Personalisiertes E-Mail-Marketing; springen Sie jetzt auf den Zug auf!

Wer kennt das nicht, nach der Bestellung in einem Online-Shop erhält man unkoordiniert und in hoher Frequenz E-Mails. Der Empfänger dieser E-Mails wird mit Informationen überhäuft, welche ihn nicht interessieren. So werden die Mails solcher Absender künftig direkt in den Spam-Ordner umgeleitet. Diese Mailings/Newsletter sind nicht adressatengerecht und verfehlen deshalb den Empfänger mit ihrer Botschaft.

Wie können wir als Online-Shop dafür sorgen, dass diese Mails nicht im Spam-Ordner landen, sondern vom Empfänger gelesen werden und evtl. sogar sein Interesse geweckt wird?

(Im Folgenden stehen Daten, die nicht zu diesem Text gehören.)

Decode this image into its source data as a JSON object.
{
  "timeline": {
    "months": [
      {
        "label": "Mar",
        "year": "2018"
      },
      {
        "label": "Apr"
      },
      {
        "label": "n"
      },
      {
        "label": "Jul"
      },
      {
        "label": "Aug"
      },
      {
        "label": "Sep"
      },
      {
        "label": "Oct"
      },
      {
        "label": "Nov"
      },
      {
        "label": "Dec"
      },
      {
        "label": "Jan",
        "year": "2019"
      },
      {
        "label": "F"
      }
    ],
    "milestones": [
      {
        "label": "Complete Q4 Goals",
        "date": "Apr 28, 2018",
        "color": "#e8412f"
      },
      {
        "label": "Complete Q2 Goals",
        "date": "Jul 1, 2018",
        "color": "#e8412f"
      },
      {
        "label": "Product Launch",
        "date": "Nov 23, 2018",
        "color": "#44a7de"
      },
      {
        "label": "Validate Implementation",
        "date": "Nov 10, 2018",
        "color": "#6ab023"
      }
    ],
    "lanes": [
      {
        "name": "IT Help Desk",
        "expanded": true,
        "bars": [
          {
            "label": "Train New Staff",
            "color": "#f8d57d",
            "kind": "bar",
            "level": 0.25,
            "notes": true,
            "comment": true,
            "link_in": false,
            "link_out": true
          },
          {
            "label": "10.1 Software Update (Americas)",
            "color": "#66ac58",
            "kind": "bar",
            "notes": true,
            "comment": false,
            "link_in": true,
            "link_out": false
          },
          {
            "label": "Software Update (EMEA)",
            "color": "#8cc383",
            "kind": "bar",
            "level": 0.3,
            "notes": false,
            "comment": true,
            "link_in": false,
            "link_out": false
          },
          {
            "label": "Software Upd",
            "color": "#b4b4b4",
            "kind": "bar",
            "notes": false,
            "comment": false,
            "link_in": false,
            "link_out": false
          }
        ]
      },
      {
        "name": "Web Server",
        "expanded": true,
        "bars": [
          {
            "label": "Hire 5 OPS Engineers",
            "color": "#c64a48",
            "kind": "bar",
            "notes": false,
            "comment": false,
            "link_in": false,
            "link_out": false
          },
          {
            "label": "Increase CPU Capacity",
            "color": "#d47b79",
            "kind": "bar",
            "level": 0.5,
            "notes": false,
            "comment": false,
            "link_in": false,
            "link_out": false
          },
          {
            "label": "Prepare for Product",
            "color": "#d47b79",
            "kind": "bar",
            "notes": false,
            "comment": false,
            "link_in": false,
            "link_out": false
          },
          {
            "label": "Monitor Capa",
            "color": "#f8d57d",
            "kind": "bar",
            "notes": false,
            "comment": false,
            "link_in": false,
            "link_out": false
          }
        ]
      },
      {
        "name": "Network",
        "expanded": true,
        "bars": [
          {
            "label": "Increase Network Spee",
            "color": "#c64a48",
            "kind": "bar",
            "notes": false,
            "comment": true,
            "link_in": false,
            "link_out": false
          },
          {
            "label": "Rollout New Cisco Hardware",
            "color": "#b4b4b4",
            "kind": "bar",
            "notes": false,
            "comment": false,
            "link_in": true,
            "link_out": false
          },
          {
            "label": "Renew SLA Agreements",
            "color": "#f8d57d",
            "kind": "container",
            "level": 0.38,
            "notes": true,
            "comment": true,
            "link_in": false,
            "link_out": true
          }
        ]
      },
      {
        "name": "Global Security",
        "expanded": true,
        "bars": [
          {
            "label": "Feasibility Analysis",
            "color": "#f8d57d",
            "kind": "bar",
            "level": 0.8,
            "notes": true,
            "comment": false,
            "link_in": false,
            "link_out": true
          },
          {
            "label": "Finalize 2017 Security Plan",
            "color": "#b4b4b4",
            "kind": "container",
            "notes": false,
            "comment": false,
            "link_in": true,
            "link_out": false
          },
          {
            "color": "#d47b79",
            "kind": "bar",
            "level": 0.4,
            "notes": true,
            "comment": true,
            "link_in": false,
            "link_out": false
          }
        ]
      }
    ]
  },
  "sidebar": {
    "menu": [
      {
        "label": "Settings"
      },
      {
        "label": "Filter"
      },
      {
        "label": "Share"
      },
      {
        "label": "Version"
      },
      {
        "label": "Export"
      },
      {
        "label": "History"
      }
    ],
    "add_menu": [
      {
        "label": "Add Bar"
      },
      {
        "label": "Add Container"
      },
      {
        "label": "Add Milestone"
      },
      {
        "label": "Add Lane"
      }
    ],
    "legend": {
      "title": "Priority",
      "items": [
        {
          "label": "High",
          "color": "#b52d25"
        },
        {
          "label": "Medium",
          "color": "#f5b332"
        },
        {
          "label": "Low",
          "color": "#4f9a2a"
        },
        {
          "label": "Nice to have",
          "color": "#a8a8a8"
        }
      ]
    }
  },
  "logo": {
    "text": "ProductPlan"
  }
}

Bruno Bucher äussert sich in seinem Buch "Digital Marketing - Strategie Konzeption Realisation" zum Thema eCommerce sowie Newsletter u. ä. wie folgt:
"Permission Marketing fand seinen Anfang in den Rückantwort-Coupons in Inseraten. Der Interessent konnte Informationsmaterial bestellen und erteilte der werbenden Unternehmung durch ankreuzen eines entsprechenden Kästchens die Erlaubnis, auch für andere Fälle Briefpost senden zu können. Der Begriff erlebte mit der Überflutung der Menschen durch nicht bestellte Emails, so genannten SPAM, eine Art Revival. Newsletter per Email zu versenden ohne das eine explizite Erlaubnis des Empfänger vorliegt, gilt heute als massiver Marketingfehler, der mehr Schaden anrichtet als er Nutzen bringt. Deshalb ist es von grosser Bedeutung, dass bei der Leadgenerierung nicht nur um Name und Adresse des Interessenten geht, sondern auch um seine Erlaubnis, ihn in die Datenbank der Unternehmung aufnehmen und bei Gelegenheit informieren zu dürfen" (S. 372) 
Quelle: http://www.pcpro.co.uk/

Personalisieren, ist das die Lösung?! 

Relativ simpel zeigt sich die Umsetzung bei Online-Shops, welche Ihre Kunden dazu verpflichten ein Konto zu eröffnen und bestimmte private Daten anzugeben. So können die Kunden anhand soziodemographischer Kriterien segmentiert werden. Durch die abgewickelten Bestellungen wird auch immer klarer, welchen "Geschmack" der Kunde hat. D. h. die Art der Artikel, welche er häufig bestellt werden systematisch vorgeschlagen, auch die Rabatte können dementsprechend gesteuert werden.
Ziel des E-Mail-Marketings ist primär, den Empfänger der E-Mail auf die eigene Homepage zu locken. Dort müssen spezifisch ausgewählte Artikel eingeblendet werden und scheinbar per Zufall gibt es diese Artikel heute mit einem Rabatt. Wer kennt diese Situation nicht?
Das funktioniert nur, wenn die Kundendaten bereits bekannt sind.

Es empfiehlt sich nicht, praktisch blind E-Mail-Marketing mit eingekaufte Mailing-Listen zu betreiben. Denn schliesslich erhalten Sie nur eine Chance für den 1. Eindruck! Also überlegen Sie sich gut, welche Strategie Sie verfolgen und welche Instrumente Sie nutzen wollen.